The New York Department of Corrections did not respond to Rewire‘s request for comment on the report.

“We called this report Reproductive Injustice because it’s about the full spectrum of women’s rights being violated in prison, including women’s right to parent, women’s right to contraception, and women’s right to safe and dignified childbirth,” Tamar Kraft-Stolar, director of the Women in Prison Project and author of the report, told Rewire. “Reproductive health is a basic human right, and prison infringes on that right.”

The population of women in prison has risen sharply over the past three decades. The United States currently incarcerates more women per capita than any other country in the world, according to the report. As more and more women have been locked up, prisons have become one of the largest providers of reproductive health care in the nation.

Higher incarceration rates disproportionately affect women of color; in 2010, Black women were three times as likely to get arrested as white women.

In addition to shackling, the report reveals dozens of other reproductive health-care violations. Women often face long delays in accessing gynecological care behind bars, and dismissive doctors when they are finally seen.

Tina Tinen, another former inmate at Bedford Hills, described how difficult it was to get a birth control prescription at the end of her time in prison.

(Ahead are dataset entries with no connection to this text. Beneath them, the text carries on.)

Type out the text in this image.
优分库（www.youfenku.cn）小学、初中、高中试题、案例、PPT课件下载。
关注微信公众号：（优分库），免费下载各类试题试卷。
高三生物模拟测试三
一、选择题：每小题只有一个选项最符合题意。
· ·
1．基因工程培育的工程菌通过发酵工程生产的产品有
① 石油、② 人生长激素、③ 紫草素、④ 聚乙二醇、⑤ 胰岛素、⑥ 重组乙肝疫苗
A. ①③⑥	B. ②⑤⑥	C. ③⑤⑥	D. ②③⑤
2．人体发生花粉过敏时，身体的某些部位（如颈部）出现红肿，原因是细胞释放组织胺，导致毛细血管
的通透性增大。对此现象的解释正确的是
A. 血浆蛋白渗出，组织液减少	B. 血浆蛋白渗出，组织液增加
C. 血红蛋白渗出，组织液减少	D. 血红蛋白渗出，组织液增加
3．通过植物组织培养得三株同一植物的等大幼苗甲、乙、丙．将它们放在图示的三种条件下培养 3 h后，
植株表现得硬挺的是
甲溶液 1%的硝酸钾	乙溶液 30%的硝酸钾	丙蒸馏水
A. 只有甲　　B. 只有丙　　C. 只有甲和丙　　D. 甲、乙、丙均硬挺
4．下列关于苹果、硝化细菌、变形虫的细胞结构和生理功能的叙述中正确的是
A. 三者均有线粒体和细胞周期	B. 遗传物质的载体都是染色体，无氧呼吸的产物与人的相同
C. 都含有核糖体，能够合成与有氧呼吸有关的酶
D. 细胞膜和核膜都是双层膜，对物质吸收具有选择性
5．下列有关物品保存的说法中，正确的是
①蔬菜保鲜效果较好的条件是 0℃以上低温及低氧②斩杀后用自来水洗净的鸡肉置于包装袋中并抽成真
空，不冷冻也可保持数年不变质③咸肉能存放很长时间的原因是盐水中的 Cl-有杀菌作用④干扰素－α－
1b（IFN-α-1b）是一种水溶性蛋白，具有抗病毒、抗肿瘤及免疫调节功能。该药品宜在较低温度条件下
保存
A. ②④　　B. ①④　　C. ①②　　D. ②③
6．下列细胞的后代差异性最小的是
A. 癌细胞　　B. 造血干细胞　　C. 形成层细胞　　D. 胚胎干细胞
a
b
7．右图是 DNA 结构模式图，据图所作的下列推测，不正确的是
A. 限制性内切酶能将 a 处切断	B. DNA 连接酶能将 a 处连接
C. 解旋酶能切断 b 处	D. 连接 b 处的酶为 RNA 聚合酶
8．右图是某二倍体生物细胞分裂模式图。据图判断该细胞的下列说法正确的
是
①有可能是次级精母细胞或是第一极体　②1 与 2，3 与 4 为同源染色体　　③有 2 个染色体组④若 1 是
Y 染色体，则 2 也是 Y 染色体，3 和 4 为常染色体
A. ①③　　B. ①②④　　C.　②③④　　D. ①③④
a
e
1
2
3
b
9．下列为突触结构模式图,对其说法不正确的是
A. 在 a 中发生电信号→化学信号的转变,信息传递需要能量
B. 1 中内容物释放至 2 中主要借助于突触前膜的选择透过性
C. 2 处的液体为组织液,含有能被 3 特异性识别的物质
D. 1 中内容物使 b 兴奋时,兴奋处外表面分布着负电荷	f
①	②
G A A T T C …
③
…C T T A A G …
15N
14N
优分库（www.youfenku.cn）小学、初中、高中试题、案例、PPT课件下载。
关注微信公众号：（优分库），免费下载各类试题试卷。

“When I first get released, I don’t want to be in a danger zone,” she told Rewire. “I want the pill. It’s terrifying that you could have an accidental pregnancy because you can’t secure your birth control before you get released from prison!”

The report is filled with recommendations, from developing trauma-informed care to enforcing the 2009 anti-shackling law.

But the most significant recommendation is to invest in alternatives to incarceration. As Kraft-Stolar says, “The most critical thing that our study suggests is that we need to stop sending women to prison in the first place.”